This does seem like a good idea, as you get to do the uphilll mostly in the shade, and the downhill in the sun.
The uphill also seems gentler from this angle, though I could see an argument for the opposite direction to save the knee-bashing at the end.
The first part of the trail treks steadily uphilll to Three Trail Pass, where you emerge from the open forest into gorgeous meadow.

Forested first section of the trail.

Laurier and Jeff hike into the meadows.

Pavel reaches the meadows with Nihahi Ridge behind.

Laurier and Jeff check out the map at Three Trail Pass

Wildflowers at the pass.

The view to the west.

Three Trail Pass would have already made the hike worthwhile (and not a bad destination for a group seeking a short route to meadows), but not our destination.
There is a far-North summit of Powderface that the trail doesn't visit which it must contour around to meet the ridge.

Starting up from the pass.

Powderface Ridge from the saddle between North Summit and main ridge.

Laurier, Pavel, and Jeff on an outcropping in the saddle.

When we reached the saddle, we determined that the North Peak was just too close and too tempting to pass up.
The guys decided that a race was in order, so headed off to the summit.

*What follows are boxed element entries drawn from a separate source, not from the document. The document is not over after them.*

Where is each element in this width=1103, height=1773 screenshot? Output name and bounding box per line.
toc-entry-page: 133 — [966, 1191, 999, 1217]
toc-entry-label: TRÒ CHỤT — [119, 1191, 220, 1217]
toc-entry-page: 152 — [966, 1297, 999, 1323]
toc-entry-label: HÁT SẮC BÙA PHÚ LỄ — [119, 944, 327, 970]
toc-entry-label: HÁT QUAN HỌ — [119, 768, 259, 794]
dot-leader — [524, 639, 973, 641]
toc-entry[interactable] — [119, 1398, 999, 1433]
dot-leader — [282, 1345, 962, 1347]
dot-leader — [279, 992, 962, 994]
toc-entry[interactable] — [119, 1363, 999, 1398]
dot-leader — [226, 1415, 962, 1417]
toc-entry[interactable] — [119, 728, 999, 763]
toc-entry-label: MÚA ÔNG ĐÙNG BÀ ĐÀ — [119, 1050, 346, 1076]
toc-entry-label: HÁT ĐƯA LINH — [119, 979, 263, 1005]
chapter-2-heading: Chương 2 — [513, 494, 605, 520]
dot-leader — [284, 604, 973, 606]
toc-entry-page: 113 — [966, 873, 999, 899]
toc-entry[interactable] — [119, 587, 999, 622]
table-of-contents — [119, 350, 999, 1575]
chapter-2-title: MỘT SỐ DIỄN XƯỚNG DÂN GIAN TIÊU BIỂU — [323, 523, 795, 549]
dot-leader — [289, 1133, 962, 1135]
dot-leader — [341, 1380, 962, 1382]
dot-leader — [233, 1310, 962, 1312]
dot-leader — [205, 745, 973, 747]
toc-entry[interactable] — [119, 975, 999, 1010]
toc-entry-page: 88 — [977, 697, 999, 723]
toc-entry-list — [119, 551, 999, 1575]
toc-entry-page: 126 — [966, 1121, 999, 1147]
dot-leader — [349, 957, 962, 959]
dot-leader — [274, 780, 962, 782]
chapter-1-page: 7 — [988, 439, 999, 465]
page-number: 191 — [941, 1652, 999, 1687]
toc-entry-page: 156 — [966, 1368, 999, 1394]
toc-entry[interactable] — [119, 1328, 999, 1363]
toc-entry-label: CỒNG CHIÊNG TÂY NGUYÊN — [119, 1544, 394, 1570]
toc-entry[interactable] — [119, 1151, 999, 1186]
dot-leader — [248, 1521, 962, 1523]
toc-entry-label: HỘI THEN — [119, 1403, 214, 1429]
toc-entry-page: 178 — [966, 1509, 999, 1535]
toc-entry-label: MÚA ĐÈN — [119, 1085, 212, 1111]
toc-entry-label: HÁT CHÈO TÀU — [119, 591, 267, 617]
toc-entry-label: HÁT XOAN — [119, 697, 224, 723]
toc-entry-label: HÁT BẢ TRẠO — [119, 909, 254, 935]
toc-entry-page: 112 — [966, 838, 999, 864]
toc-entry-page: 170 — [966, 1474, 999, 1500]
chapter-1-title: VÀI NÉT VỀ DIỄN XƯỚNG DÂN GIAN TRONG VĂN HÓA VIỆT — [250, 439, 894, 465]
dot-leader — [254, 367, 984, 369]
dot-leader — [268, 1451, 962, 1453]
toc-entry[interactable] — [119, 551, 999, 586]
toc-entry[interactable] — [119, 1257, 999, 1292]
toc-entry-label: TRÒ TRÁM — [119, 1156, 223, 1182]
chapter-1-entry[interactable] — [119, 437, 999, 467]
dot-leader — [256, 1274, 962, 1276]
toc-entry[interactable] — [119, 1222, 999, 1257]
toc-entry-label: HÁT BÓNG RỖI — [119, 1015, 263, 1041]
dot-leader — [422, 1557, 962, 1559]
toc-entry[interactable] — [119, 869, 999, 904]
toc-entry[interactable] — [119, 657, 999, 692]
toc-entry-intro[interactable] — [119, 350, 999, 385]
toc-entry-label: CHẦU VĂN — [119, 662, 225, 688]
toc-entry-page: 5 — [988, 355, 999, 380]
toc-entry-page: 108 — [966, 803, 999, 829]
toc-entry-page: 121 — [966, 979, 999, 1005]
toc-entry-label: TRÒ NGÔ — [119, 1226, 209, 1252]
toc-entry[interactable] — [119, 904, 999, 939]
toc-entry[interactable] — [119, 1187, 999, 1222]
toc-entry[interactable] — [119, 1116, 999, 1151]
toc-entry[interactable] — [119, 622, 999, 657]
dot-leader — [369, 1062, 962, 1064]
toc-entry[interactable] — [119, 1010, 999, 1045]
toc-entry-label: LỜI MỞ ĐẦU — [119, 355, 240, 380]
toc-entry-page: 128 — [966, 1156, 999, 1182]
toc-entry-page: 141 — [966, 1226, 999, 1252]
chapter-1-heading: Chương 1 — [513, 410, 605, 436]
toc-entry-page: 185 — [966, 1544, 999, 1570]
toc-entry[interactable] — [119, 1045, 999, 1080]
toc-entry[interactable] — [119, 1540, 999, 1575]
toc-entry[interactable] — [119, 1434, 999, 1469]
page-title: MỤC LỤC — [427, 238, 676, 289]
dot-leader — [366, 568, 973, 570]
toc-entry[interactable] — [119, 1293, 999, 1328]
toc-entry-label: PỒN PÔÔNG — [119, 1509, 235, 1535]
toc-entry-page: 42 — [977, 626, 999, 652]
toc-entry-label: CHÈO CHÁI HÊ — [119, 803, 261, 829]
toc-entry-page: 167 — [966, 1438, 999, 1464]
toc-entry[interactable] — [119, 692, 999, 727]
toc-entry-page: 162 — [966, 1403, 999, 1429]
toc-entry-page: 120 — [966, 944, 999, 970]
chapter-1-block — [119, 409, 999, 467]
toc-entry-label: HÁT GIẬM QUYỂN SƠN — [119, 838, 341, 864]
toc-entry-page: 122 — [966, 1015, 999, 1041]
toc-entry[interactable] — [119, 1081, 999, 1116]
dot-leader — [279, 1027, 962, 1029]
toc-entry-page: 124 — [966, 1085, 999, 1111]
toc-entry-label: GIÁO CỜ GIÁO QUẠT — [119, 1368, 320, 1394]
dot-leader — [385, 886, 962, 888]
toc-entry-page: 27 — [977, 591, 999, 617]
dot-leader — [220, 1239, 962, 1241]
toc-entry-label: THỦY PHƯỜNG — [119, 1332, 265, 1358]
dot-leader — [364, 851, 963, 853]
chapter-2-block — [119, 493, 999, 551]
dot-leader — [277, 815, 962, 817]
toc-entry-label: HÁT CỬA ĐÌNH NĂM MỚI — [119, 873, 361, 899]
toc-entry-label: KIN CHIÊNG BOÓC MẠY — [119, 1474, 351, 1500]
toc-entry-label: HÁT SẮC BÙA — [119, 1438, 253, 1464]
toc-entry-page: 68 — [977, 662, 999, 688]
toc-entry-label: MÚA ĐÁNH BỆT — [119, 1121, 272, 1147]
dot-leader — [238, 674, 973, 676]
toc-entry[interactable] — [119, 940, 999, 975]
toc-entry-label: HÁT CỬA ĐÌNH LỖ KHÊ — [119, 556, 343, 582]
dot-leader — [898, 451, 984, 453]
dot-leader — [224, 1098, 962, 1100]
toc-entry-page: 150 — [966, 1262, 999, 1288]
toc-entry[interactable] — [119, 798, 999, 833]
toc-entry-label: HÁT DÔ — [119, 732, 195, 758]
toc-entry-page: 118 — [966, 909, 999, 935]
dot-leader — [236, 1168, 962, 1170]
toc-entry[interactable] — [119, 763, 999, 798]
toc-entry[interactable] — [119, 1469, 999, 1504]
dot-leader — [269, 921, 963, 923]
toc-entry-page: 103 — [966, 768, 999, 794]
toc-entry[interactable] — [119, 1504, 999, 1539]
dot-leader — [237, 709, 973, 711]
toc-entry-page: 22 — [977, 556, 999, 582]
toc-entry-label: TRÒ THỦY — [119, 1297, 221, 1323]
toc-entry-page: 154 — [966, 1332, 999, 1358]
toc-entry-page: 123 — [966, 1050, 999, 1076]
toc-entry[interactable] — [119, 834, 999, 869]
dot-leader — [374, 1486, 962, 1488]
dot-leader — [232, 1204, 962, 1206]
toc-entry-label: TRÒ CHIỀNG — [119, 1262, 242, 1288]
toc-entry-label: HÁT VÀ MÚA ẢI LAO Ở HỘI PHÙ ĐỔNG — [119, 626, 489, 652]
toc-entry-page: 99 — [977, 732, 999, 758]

Wildflowers with the North Peak in behind.

Jeff starts off to the North Peak.

Approaching the North Peak...

Showing off on the summit.

Pano from the North Peak.

The lovely North Peak. Also an excellent destination alone.

Heading back down to continue the hike.

Banded Peak and others behind an attractive outcropping on the way down.

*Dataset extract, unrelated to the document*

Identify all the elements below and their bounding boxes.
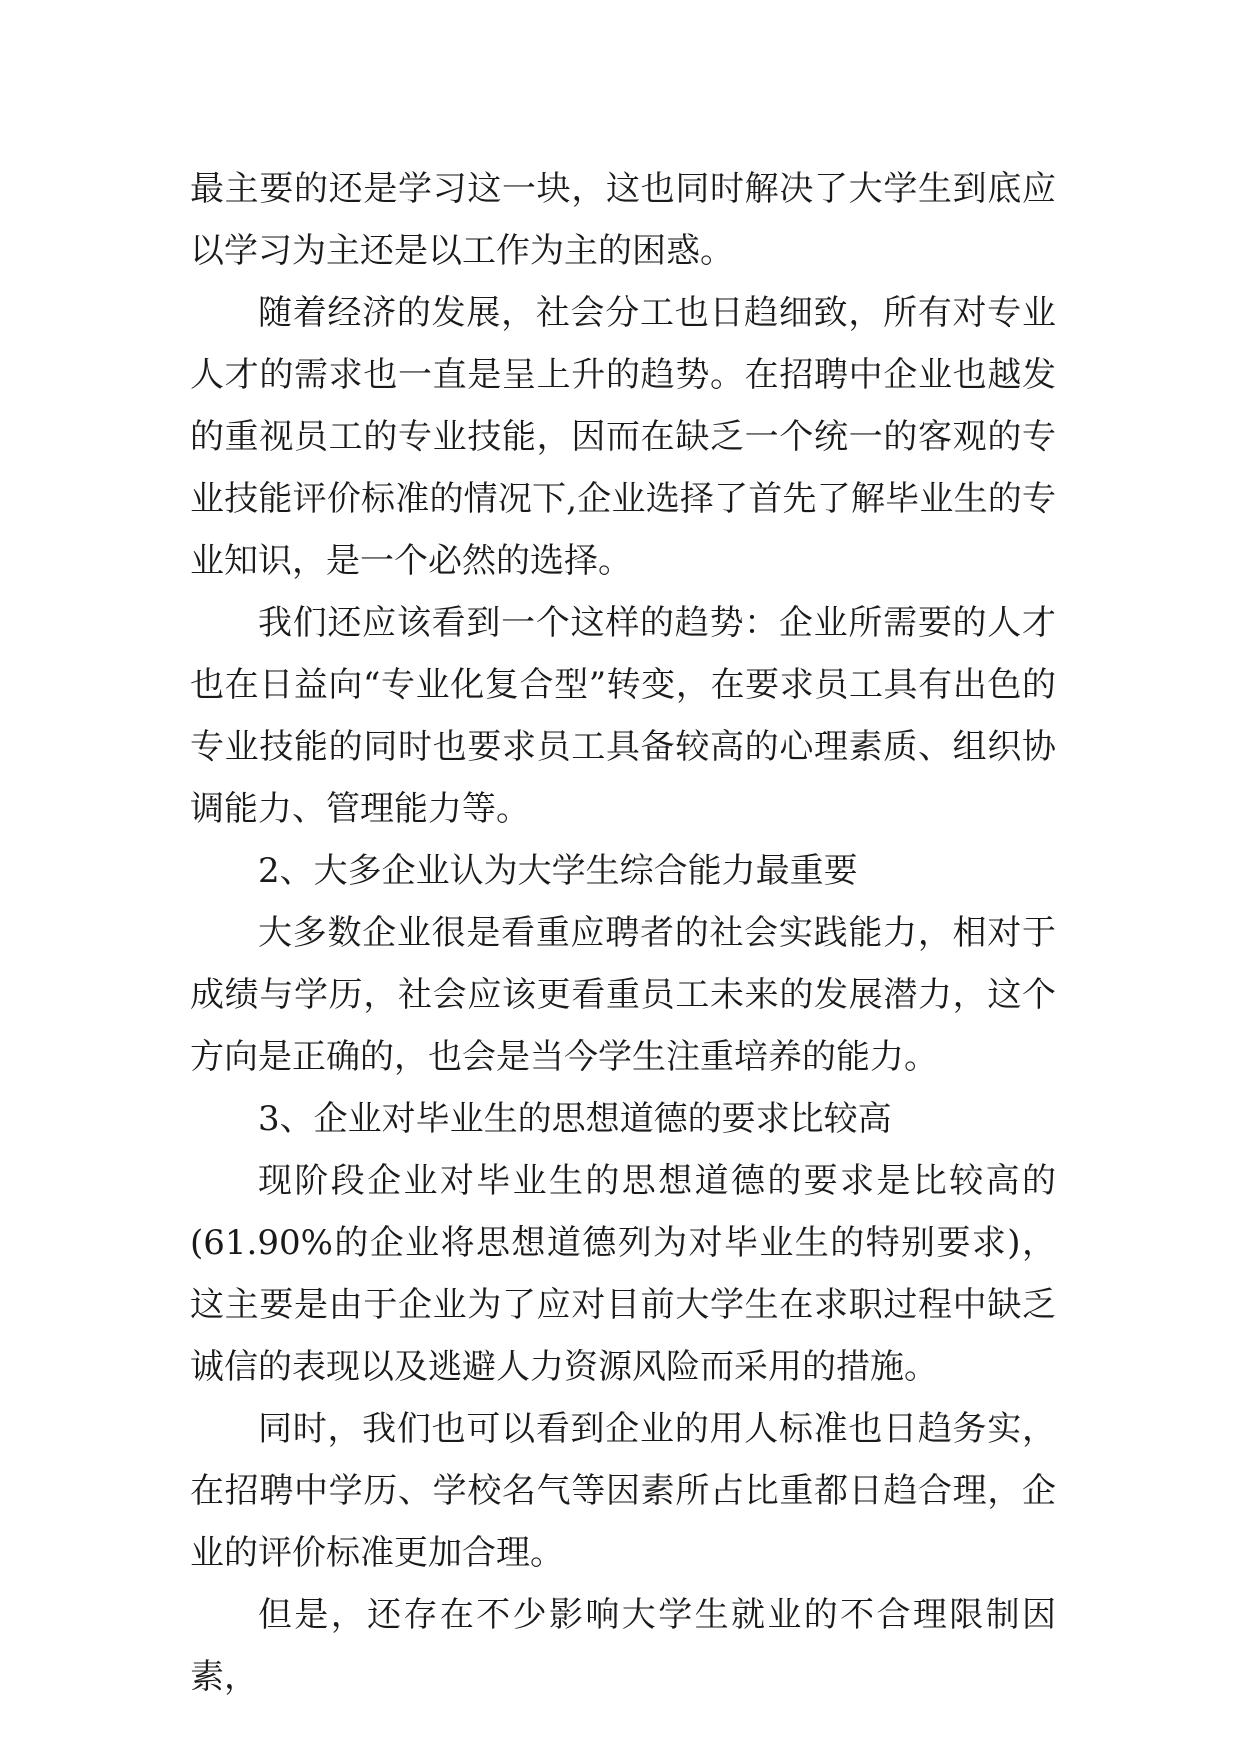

From the saddle, we switchback up the north face of the ridge, then the trail contous along the west side of the ridge through meadows full of flowers.

Jeff and Laurier start out from the saddle.

Hiking up the ridge (with a *cloud* in the sky!)

Meadows on the trail along the western slope.

Looking along the trail.

The trail doesn't actually go right along the ridgetop, but it's easy to hike up there if you'd like.
When I realized we weren't reaching the ridge, I headed up for the last section.
The ridgeline is rocky and wouldn't accept much of a trail, but was an interesting enough change.

The trail crests the ridge partway along at a junction where the trail descends the eastern slope to roll along below a cliffband in the forest.
Not wanting to leave the ridge with so much ridge still south of us, we decided to try another route.
We continued along the ridge to the south, and hoped to get past the cliffband to descend when the ridgewalking ran out.
Unfortunately, when we tried to do so, we found the slope no longer cliffed out, but still very steep unpleasant terrain. Lacking more exploration time, we gave up and returned back to the trail. I have since learned that it is actually necessary to continue even further and ascend the southmost top, and then a descent east to the trail is possible.
For general use, I would suggest continuing along the ridge a section as long as the views are good, but then returning and taking the trail.

Hiking the continuing ridge.

Wildflowers and colourful rocks along the ridge.

The Banded Group beyond the ridge.

Another group enjoying the view to west.

We had a snack at the junction, then followed the trail down through the forest.
The forested section was heavily rolling, and pretty boring. I took no photos, and was starting to think that the trail would actually be better as an out-and-back from the north,
rather than bothering to trek through this uninspired forested section.

Junction. The trail continues ahead to north, or right downslope to go south.

The rest of Powderface Ridge to the south.
The trail parallels this, then heads between the ridge and the bump at lower left.

Thankfully, we emerged from the trees into another gorgeous meadow facing south with piles of flowers.

The southern meadows.

Beginning the long descent.

After the meadows, the final descent is long, steep, and treed with no views.
The north route is definitely the more scenic, and if you don't have two cars to shuttle, you only miss one meadow by doing an out-and-back from the north.